A jak stwierdzi, że sprzęt nie trzyma normy 125, to zrobi wszystko, żeby ściągnąć od kierownika np. 150 tysi kosztów leczenia pieszego, albo 80 tysi za roboty blacharsko-lakiernicze w jakimś Majbachu wartym 1,5 melona.
Mogę sobie wyobrazić też mniej drastyczny wariant problemu - wystarczy zwykłe suszenie na ekspresówce, by nadgorliwy suszarkowy lawetą skierował sprzęt na sprawdzenie czy i dlaczego rzeczywiście poleciał te 140 km/h...
Trochę pewnie histeryzuję, bo prawdopodobieństwo powyższych zdarzeń póki co jest dość małe, ale takie przypadki zdarzać będą się coraz częściej.
|
nie histeryzujesz - znam goscia co zapomnial zrobic przeglad i nie ze swojej do konca winy wpakowal sie w dupe GLS-a. ubezpieczyciel momentalnie odmowil wyplaty z OC uznajac, ze pojazd nie mial prawa znajdowac sie na drodze. a ze byle duperela do takiego swiezego GLS-a kosztuje miliony to kolega poplynal na kilkadziesiat tysiecy, ktorych domagal sie UFG. w przypadku nie daj boze rannych czy ofiar sprzet i tak zawsze trafia do bieglego. ubezpieczyciel zawsze stanie na glowie, zeby sie wywinac badz zanizyc swiadczenie.
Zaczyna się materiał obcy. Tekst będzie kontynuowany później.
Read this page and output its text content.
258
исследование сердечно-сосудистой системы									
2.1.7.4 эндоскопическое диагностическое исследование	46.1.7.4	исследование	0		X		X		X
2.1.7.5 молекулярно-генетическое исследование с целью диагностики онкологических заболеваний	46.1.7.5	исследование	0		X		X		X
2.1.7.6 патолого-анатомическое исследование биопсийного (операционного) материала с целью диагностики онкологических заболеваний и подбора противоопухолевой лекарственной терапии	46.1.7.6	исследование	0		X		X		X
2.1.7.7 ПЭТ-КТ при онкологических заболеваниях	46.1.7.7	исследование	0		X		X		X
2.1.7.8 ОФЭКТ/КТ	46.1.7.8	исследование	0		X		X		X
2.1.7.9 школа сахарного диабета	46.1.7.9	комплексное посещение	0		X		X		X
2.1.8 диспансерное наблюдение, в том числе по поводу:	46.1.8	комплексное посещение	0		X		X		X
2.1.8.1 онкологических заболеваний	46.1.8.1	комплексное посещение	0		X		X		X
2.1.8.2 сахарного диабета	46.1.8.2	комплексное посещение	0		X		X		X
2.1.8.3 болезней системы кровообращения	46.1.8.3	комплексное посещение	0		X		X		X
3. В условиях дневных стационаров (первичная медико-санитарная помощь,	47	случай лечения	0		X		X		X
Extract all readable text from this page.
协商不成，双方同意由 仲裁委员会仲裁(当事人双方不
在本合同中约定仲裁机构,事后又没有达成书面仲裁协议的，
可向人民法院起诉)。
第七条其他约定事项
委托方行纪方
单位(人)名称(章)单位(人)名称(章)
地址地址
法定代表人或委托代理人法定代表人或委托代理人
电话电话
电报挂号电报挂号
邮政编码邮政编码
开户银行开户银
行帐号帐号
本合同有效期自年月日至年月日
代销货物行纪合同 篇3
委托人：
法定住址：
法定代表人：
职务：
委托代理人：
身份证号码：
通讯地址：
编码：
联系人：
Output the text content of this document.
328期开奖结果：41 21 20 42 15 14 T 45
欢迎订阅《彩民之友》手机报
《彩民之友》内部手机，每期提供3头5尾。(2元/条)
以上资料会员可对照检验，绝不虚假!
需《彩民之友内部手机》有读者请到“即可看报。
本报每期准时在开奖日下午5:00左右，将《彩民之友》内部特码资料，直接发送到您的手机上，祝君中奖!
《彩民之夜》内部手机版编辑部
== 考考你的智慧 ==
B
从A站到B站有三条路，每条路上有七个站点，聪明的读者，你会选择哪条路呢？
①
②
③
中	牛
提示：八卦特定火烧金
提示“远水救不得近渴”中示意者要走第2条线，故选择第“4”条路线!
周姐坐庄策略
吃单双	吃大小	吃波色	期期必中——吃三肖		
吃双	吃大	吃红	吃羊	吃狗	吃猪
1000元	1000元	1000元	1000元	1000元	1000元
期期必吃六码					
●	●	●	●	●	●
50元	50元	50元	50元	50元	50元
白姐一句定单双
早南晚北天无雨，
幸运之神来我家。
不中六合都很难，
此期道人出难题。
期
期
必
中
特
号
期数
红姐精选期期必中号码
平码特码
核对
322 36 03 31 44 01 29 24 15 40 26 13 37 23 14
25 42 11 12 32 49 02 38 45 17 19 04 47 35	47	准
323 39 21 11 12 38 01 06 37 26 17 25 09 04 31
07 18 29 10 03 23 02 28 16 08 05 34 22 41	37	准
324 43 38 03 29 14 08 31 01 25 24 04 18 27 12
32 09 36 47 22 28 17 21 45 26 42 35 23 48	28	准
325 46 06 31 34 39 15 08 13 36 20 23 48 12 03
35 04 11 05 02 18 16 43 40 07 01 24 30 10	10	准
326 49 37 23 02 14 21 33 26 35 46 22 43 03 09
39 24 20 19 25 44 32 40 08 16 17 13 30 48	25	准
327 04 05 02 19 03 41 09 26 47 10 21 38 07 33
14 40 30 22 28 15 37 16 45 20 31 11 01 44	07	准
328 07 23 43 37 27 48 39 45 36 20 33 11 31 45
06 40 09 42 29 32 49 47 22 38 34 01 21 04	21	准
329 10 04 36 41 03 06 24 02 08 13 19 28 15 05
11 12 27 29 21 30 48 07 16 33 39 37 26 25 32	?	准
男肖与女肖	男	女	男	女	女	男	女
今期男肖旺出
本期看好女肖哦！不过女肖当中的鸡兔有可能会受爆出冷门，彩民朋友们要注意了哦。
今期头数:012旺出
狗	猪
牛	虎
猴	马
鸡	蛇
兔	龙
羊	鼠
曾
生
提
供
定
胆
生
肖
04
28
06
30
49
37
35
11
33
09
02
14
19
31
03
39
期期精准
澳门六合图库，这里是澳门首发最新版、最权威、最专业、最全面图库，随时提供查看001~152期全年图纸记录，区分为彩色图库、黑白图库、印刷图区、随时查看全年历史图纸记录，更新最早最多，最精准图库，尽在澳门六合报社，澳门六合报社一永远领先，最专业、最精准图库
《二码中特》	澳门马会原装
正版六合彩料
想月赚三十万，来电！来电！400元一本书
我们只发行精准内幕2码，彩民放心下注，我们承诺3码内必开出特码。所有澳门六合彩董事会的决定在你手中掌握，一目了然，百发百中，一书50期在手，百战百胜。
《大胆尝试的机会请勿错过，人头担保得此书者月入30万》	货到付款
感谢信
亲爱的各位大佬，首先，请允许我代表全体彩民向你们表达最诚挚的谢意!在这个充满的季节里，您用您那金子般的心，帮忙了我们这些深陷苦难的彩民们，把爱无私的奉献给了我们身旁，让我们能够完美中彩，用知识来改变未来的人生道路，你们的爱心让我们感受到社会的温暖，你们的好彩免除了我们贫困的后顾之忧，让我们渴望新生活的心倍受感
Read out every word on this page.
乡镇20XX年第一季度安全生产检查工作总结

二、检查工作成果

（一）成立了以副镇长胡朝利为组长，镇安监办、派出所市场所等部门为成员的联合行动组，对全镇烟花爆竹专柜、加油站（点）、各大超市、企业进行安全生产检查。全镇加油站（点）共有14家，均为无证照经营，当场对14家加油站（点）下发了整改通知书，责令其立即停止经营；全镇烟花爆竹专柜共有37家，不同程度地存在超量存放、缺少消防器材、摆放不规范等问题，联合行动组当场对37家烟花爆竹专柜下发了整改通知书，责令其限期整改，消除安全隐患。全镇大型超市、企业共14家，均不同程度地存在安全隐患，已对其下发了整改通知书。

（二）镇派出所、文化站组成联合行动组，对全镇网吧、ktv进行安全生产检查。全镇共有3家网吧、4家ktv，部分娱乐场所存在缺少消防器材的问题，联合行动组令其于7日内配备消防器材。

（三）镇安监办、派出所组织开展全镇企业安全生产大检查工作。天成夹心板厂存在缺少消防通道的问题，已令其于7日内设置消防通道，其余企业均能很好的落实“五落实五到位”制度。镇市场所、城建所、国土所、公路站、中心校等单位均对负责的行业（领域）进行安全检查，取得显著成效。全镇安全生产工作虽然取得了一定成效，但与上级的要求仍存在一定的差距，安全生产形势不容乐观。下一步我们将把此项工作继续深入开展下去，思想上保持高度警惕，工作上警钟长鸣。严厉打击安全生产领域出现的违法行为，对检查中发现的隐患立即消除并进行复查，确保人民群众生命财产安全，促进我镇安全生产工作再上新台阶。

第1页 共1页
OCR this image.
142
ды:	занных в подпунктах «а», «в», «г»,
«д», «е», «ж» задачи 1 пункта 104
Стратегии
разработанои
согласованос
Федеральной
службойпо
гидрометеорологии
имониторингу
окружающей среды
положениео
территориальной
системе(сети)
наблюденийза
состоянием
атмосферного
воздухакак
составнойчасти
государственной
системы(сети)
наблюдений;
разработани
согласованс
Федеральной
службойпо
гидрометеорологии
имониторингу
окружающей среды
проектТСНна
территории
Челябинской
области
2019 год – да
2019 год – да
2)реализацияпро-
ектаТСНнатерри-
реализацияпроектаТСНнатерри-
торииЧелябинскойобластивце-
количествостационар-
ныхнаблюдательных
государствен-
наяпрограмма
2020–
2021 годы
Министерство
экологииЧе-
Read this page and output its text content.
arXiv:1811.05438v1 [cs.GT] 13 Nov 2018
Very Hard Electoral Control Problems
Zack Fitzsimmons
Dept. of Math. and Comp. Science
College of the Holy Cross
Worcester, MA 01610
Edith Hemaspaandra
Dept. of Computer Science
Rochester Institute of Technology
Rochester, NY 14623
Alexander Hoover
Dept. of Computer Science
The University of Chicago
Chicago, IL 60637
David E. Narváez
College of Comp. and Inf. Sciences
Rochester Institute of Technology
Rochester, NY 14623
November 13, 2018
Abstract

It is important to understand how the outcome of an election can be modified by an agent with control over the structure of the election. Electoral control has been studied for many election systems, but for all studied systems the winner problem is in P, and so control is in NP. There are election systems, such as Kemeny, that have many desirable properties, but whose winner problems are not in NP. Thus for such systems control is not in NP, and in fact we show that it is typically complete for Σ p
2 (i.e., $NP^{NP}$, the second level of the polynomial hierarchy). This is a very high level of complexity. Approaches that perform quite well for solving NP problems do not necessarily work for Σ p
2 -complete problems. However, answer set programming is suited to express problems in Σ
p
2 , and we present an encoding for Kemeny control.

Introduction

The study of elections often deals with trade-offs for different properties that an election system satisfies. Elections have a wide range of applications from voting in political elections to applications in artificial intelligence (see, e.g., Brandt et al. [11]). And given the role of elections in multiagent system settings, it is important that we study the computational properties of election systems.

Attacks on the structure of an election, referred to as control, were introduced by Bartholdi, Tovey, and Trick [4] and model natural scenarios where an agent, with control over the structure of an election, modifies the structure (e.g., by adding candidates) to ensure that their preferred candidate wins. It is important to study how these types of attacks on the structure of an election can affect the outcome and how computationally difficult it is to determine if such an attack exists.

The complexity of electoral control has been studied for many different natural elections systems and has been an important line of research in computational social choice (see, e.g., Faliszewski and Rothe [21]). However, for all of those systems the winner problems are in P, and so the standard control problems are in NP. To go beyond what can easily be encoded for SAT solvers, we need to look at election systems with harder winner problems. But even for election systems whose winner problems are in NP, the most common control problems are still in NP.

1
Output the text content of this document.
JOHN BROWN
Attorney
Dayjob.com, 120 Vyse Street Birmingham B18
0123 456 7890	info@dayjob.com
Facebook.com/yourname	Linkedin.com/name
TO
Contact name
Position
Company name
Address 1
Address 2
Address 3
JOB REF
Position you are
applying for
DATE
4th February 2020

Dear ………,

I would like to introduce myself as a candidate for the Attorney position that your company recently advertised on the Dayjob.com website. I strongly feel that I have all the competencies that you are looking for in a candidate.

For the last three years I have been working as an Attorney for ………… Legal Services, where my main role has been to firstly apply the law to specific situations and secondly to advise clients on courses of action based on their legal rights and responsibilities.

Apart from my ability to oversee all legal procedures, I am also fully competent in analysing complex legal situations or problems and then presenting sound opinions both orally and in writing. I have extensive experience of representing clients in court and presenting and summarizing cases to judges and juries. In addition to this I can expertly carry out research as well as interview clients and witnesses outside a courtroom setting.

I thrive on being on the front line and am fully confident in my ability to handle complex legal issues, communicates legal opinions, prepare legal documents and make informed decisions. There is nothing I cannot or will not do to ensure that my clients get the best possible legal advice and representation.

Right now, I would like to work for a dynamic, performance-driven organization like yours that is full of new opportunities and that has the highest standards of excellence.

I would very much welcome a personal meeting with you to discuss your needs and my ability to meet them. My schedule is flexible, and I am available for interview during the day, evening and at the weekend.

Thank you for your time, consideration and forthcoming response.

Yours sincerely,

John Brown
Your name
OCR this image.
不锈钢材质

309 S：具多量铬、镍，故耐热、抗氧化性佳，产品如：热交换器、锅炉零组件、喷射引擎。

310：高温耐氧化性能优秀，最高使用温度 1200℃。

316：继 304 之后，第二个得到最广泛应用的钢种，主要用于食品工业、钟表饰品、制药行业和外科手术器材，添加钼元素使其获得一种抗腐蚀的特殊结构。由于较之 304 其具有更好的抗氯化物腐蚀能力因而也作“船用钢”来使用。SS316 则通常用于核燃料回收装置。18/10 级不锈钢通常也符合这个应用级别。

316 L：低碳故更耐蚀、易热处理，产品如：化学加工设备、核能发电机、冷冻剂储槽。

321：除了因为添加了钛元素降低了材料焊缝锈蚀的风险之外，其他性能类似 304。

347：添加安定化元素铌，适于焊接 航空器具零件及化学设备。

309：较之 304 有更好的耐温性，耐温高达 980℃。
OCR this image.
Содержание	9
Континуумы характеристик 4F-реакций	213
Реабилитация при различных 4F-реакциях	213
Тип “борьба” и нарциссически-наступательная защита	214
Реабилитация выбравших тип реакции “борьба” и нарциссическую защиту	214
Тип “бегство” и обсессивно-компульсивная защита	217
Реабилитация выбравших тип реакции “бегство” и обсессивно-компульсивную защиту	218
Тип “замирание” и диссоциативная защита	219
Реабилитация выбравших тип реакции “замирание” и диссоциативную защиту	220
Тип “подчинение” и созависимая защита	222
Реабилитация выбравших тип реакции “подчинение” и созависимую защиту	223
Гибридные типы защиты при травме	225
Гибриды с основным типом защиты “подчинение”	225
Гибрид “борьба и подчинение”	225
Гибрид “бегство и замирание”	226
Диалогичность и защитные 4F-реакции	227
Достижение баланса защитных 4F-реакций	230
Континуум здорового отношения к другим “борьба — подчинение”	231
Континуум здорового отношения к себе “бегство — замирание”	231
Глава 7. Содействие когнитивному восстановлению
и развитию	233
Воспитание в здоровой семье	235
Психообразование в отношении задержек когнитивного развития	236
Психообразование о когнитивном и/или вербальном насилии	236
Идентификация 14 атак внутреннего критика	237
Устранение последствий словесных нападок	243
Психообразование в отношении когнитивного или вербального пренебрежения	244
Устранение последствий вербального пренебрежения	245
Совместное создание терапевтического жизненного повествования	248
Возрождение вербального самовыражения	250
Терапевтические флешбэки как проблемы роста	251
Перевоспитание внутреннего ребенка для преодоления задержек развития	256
p.s. ostatnio zakladalem kolesiowi do skutera hondy cylek 70ccm - producent wybija na nim napis 50ccm. myslalem, ze zaszla pomylka, ale kolega ze sklepu uswiadomil mi, ze jest to dzialanie celowe i podal srednice dla 50ccm i 70ccm. ja mialem w rekach 70ccm z wybitym 50ccm. oczywiscie byl to jakis tajwanski zestaw tuningowy - nie OEM.